Another protester, Alison Hillard of Pittsburgh, held a sign that said, “Even Hogwarts fell to Voldemort.” Hillard said she was fearful of what America has become.
“I’m terrified,” Hillard said. “I always knew this part of America existed, but I didn’t know it was so prevalent. This entire campaign, it’s just been so in my face. [Trump is] just another white guy who faked his way into a job with no experience.”
The protest died down early. As demonstrators hit a standstill from police on Birmingham Bridge, the majority moved back into Oakland instead of crossing into the South Side. The march ended back where it began, on the lawn of the Cathedral of Learning on Pitt’s campus.
Without any major clashes with police, the protest stayed peaceful as planned. The event was coordinated by freshmen at the University of Pittsburgh (Pitt). Communication to the public about the route and nature of the protest was conveyed primarily through social media.

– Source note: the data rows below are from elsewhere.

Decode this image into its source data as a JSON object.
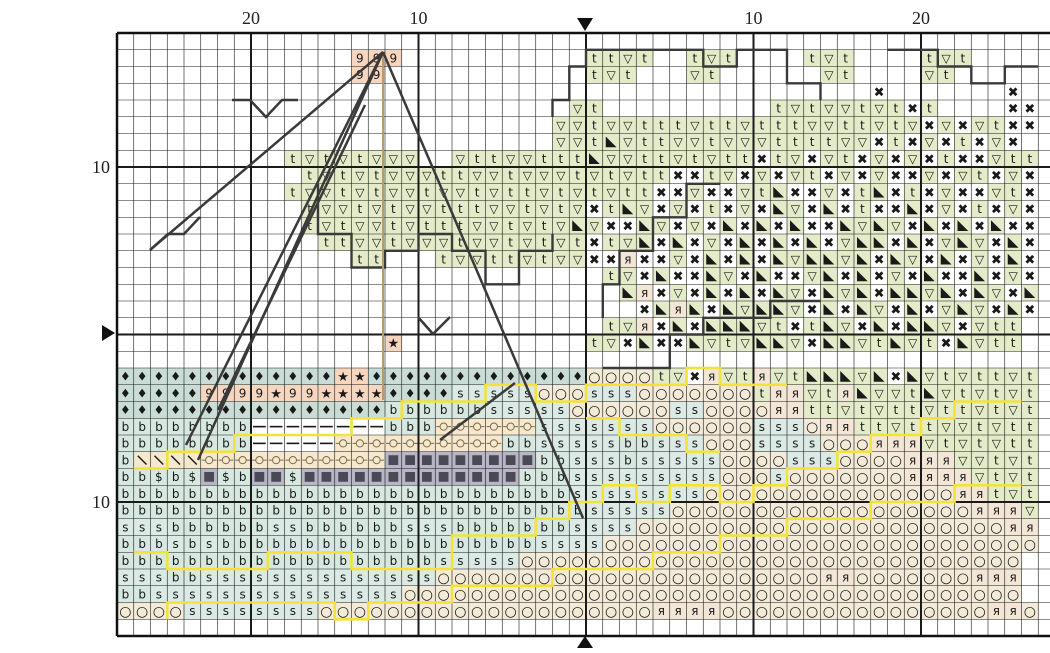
{
  "chart": {
    "title": "",
    "pattern_cols": 55,
    "pattern_rows": 35,
    "center_col": 28,
    "center_row": 18,
    "col_labels": [
      {
        "text": "20",
        "col": 8
      },
      {
        "text": "10",
        "col": 18
      },
      {
        "text": "10",
        "col": 38
      },
      {
        "text": "20",
        "col": 48
      }
    ],
    "row_labels": [
      {
        "text": "10",
        "row": 8
      },
      {
        "text": "10",
        "row": 28
      }
    ]
  },
  "legend": {
    "t": {
      "glyph": "t",
      "color": "#e3ebc8"
    },
    "v": {
      "glyph": "▽",
      "color": "#e3ebc8"
    },
    "x": {
      "glyph": "✖",
      "color": "#ffffff"
    },
    "k": {
      "glyph": "◣",
      "color": "#e3ebc8"
    },
    "r": {
      "glyph": "я",
      "color": "#f3e6d6"
    },
    "s": {
      "glyph": "s",
      "color": "#dbeae4"
    },
    "o": {
      "glyph": "○",
      "color": "#f3ead8"
    },
    "b": {
      "glyph": "b",
      "color": "#d7e8e1"
    },
    "d": {
      "glyph": "♦",
      "color": "#c9ddd6"
    },
    "n": {
      "glyph": "9",
      "color": "#f7d6bf"
    },
    "a": {
      "glyph": "★",
      "color": "#f7d6bf"
    },
    "h": {
      "glyph": "—",
      "color": "#ffffff"
    },
    "c": {
      "glyph": "-o-",
      "color": "#f6e8cc"
    },
    "l": {
      "glyph": "\\",
      "color": "#f6e8cc"
    },
    "g": {
      "glyph": "◪",
      "color": "#b8b5c6"
    },
    "$": {
      "glyph": "$",
      "color": "#d7e8e1"
    }
  },
  "grid": [
    ".......................................................",
    "..............nnn...........ttvt..tvt....tvt....tvt....",
    "..............nn............tvt...vt......vt....vt.....",
    ".............................................x.......x.",
    "...........................vt..........tvtvvtvtxt....xx",
    "..........................vvtvvtttvttvtttvvttvtvxvxvtxx",
    "..........................vvtkvttvvtvvvttttvvxtxvxtxvx.",
    "..........tvtvtvvv..vttvvtttkvvttvtvttxtvxvtxvxvxtxxvtt",
    "...........tvtvtvvvttvvtvvvtvtvttxxtvxvxvtxvxvxxvxvtxvx",
    "..........tvvtvtvvtvvtvttvtvtvttxxvxxvtkxxvxtkxtxvxxvtx",
    "...........tvvtvtvvtttvvtvtvxtkvxvxtxvxkvxkxtxxkxvxtxvx",
    "...........tvtvvtvtttvvtvtvkvxxkvxvxkxkxkxxkvkvxkxkxkxx",
    "............ttvvtvvvtvvtvtvtxtvkxkxvxkxkxkxvkkxkxvkvxkx",
    "..............tt...tvvttvtvvxxrxxvxkxkxkvkkvkxkvxkxvxkx",
    ".............................tvxkxxkvxkxxvkxkxvxkxxkxvx",
    "..............................krxvxkxkxkvxkvkxkkvkxkvxk",
    "...............................xkrkxkvkkvxkxkvxkxvkvxkx",
    ".............................tvrxkxkkkvtxtkvxkxkkvxvtt.",
    "................a...........tvxkxxkvtvkkvxkkvtkvtxkvtt.",
    ".......................................................",
    "dddddddddddddaadddddddddddddooootvxrvtrvtkkkvkxkvtvttvt",
    "dddddnnnnannaaaaddddsssssooosssoooooootrrvtrkvvtkvtvtvt",
    "ddddddddddddddddbbbbbbsssssoooooossoooorrttvtvttvttvtvt",
    "bbbbbbbbhhhhhhhhbbbccccccsssssssoooooosssorrttvttvvtvtt",
    "bbbbbbbbhhhhhccccccccccbbsssssbbsssooossssooorrrvtvtvtt",
    "bllllcccccccccccgggggggggbbsssbsssssoooosssoooorrrvvtvt",
    "bb$b$g$bgg$gggggggggggggbbbsssssssssooosooooooorrrrvtvt",
    "bbbbbbbbbbbbbbbbbbbbbbbbbbbssssssssooooooooooooooorrtvt",
    "bbbbbbbbbbbbbbbbbbbbbbbbbbbbsssssoooooooooooooooooorrrv",
    "sssbbbbbbssbbbbbbsssbbbbbbbssssoooooooooooooooooooooorr",
    "bbbsbsbbbbbbbbbbbbbbbbbbbssssoooooooooooooooooooooooooo",
    "bbbbbbbbbbbbbbbbbbbsssssoooooooooooooooooooooooooooooo.",
    "sssbbssssssssssssssooooooooooooooooooooooorrooooooorrr.",
    "bbsssssssssssssssooooooooooooooooooooooooooooooooooooo.",
    "oooossssssssoooooooooooooooooooorrrroooooooooooooooorro"
  ],
  "outlines": {
    "yellow": [
      [
        [
          1,
          31
        ],
        [
          3,
          31
        ],
        [
          3,
          32
        ],
        [
          9,
          32
        ],
        [
          9,
          31
        ],
        [
          14,
          31
        ],
        [
          14,
          32
        ],
        [
          20,
          32
        ],
        [
          20,
          30
        ],
        [
          25,
          30
        ],
        [
          25,
          29
        ],
        [
          27,
          29
        ],
        [
          27,
          28
        ],
        [
          29,
          28
        ],
        [
          29,
          27
        ],
        [
          31,
          27
        ],
        [
          31,
          28
        ],
        [
          33,
          28
        ],
        [
          33,
          27
        ],
        [
          36,
          27
        ],
        [
          36,
          28
        ],
        [
          38,
          28
        ],
        [
          38,
          27
        ],
        [
          40,
          27
        ],
        [
          40,
          26
        ],
        [
          43,
          26
        ],
        [
          43,
          25
        ],
        [
          45,
          25
        ],
        [
          45,
          24
        ],
        [
          48,
          24
        ],
        [
          48,
          23
        ],
        [
          50,
          23
        ],
        [
          50,
          22
        ],
        [
          54,
          22
        ]
      ],
      [
        [
          3,
          35
        ],
        [
          3,
          34
        ],
        [
          13,
          34
        ],
        [
          13,
          35
        ],
        [
          15,
          35
        ],
        [
          15,
          34
        ],
        [
          20,
          34
        ],
        [
          20,
          33
        ],
        [
          26,
          33
        ],
        [
          26,
          32
        ],
        [
          32,
          32
        ],
        [
          32,
          31
        ],
        [
          36,
          31
        ],
        [
          36,
          30
        ],
        [
          40,
          30
        ],
        [
          40,
          29
        ],
        [
          45,
          29
        ],
        [
          45,
          28
        ],
        [
          50,
          28
        ],
        [
          50,
          27
        ],
        [
          54,
          27
        ]
      ],
      [
        [
          1,
          26
        ],
        [
          3,
          26
        ],
        [
          3,
          25
        ],
        [
          7,
          25
        ],
        [
          7,
          24
        ],
        [
          14,
          24
        ],
        [
          14,
          23
        ],
        [
          17,
          23
        ],
        [
          17,
          22
        ],
        [
          22,
          22
        ],
        [
          22,
          21
        ],
        [
          25,
          21
        ],
        [
          25,
          22
        ],
        [
          28,
          22
        ],
        [
          28,
          21
        ],
        [
          34,
          21
        ],
        [
          34,
          20
        ],
        [
          36,
          20
        ],
        [
          36,
          21
        ],
        [
          40,
          21
        ]
      ],
      [
        [
          28,
          23
        ],
        [
          30,
          23
        ],
        [
          30,
          24
        ],
        [
          34,
          24
        ],
        [
          34,
          25
        ],
        [
          36,
          25
        ]
      ]
    ],
    "dark": [
      [
        [
          12,
          9
        ],
        [
          12,
          12
        ],
        [
          14,
          12
        ],
        [
          14,
          14
        ],
        [
          16,
          14
        ],
        [
          16,
          13
        ],
        [
          18,
          13
        ],
        [
          18,
          12
        ],
        [
          20,
          12
        ],
        [
          20,
          13
        ],
        [
          22,
          13
        ],
        [
          22,
          15
        ],
        [
          24,
          15
        ],
        [
          24,
          13
        ],
        [
          26,
          13
        ],
        [
          26,
          12
        ]
      ],
      [
        [
          26,
          5
        ],
        [
          26,
          4
        ],
        [
          27,
          4
        ],
        [
          27,
          2
        ],
        [
          28,
          2
        ],
        [
          28,
          1
        ],
        [
          35,
          1
        ],
        [
          35,
          2
        ],
        [
          37,
          2
        ],
        [
          37,
          1
        ],
        [
          40,
          1
        ],
        [
          40,
          3
        ],
        [
          42,
          3
        ],
        [
          42,
          4
        ]
      ],
      [
        [
          46,
          1
        ],
        [
          49,
          1
        ],
        [
          49,
          2
        ],
        [
          51,
          2
        ],
        [
          51,
          3
        ],
        [
          53,
          3
        ],
        [
          53,
          2
        ],
        [
          55,
          2
        ]
      ],
      [
        [
          29,
          17
        ],
        [
          29,
          15
        ],
        [
          30,
          15
        ],
        [
          30,
          13
        ],
        [
          32,
          13
        ],
        [
          32,
          11
        ],
        [
          34,
          11
        ],
        [
          34,
          9
        ],
        [
          36,
          9
        ]
      ],
      [
        [
          29,
          20
        ],
        [
          33,
          20
        ],
        [
          33,
          18
        ],
        [
          35,
          18
        ],
        [
          35,
          17
        ],
        [
          39,
          17
        ],
        [
          39,
          16
        ],
        [
          42,
          16
        ]
      ]
    ]
  }
}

Steel City Sisters, a group of 21st century nuns in drag, were among those that reinforced the power of peace at the protest. Roxanna Hardplace said the Steel City Sisters’ mission is to offer support, especially to those in the LGBT community who continue to face harassment.
“We are striving to promulgate joy, expiate stigmatic guilt and serve the community,” Hardplace said. “If we can come out in public dressed like this and be okay with it, then you should be able to go out and be yourself.”
The Sisters are a part of the Mission House of Perpetual Indulgence, a group that began defending the LGBT community during the AIDS epidemic of the 1970s. Sister Petra Pyper Pictapekhov said this is just another opportunity to help.
“Nuns with beards hit the streets to bring joy and give hugs to those that are suffering,” Pictapekhov said.
Sister Coco Lopez-Fitzgerald III said he joined the abbey as a result of the Pulse Nightclub shooting in Orlando, Florida.
“We just really want to spread love in our community,” Lopez-Fitzgerald said. “Peace will happen in our time, but it’s hard work. That’s why we are out here.”